- Directed by: Ben Mole Maurice Sweeney
- Written by: Sultan bin Muhammad Al-Qasimi
- Starring: Rashid Assaf; Qays Sheikh Najib; Ahmed Al Jasmi; Khalifa Albahri;
- Release date: 2020;
- Country: United Arab Emirates

= Khorfakkan (2020 film) =

Khorfakkan is a 2020 historical film directed by Ben Mole and Maurice Sweeney that depicts the resistance of Khorfakkan against Portuguese invasion in the 16th century. The film is an adaptation of a book written by Sultan bin Muhammad Al-Qasimi, a member of the United Arab Emirates Federal Supreme Council and ruler of the Emirate of Sharjah.

==Plot==

The movie portrays the events that took place during the Portuguese invasion of Khorfakkan in the early 1500s.
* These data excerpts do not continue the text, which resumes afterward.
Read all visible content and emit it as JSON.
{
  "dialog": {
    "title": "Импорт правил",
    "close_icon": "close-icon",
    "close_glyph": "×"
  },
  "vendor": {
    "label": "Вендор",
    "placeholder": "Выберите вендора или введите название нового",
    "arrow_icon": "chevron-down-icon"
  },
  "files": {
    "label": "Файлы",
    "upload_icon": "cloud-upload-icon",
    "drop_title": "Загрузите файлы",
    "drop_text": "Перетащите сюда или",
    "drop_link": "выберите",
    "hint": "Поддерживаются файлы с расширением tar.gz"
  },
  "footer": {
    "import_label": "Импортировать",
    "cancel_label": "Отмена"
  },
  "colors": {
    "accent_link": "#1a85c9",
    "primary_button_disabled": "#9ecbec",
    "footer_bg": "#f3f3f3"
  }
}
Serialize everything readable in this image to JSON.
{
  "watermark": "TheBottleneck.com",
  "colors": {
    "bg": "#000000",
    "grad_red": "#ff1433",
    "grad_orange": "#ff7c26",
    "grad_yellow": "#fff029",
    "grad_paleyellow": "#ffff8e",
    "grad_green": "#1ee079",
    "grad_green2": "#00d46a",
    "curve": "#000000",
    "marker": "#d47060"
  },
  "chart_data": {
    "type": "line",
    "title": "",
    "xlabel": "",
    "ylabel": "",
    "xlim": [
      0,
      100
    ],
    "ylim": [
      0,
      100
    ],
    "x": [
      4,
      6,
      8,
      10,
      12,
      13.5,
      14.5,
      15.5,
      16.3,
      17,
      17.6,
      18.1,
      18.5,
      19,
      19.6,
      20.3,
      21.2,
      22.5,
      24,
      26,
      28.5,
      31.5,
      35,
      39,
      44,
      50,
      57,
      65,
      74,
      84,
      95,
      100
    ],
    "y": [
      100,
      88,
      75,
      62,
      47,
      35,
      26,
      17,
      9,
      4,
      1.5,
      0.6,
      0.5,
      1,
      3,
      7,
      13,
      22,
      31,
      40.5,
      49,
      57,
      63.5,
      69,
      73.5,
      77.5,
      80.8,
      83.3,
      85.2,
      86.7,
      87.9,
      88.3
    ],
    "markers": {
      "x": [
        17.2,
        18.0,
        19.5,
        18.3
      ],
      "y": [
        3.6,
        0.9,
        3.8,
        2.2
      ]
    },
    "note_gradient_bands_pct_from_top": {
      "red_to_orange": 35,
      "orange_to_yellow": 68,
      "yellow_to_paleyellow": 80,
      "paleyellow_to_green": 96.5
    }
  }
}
It shows how the tribes of Khorfakkan city fought against Portuguese rule and their pursuit of freedom.

==Cast==
- Rashid Assaf as Afonso de Albuquerque
- Qays Sheikh Najib
- Ahmed Al Jasmi
- Khalifa Albahri as Saeed
- Abdullah Almaqbali as Nasser
- Abdullah Bin Haider as Mohammed
- Abdulla Masoud as Commander 'Omar’
- Omar Almulla
- Dan Towse as Portuguese Arsonist
- Hassan Yousuf (actor) as Ahmed

==Production==

The production of the movie began after the completion of a book about the resistance of Khorfakkan against the Portuguese invasion. Several historical elements were recreated for the movie, including Portuguese ships and buildings similar to those found in historic Khorfakkan.

==Reception==

The movie has been well-received and is considered a milestone for the Emirati entertainment industry. It has been praised for shedding light on an important chapter in UAE’s history.

== Awards ==
Khorfakkan has won several awards from several Arab and international festivals, the most notable of which are:

- The Golden Award for Best Drama Feature Film from the Best Istanbul Film Festival in July 2022.
- The Best Historical Film Award from the Brussels Film Festival in July 2022.
- The Best Asian Film Award from the Athvikvaruni International Film Festival in India in June 2022.
- The Best Director Award for an Asian Film from the Athvikvaruni International Film Festival in India in June 2022.
- The Best Cinematography Award from the Athvikvaruni International Film Festival in India in June 2022.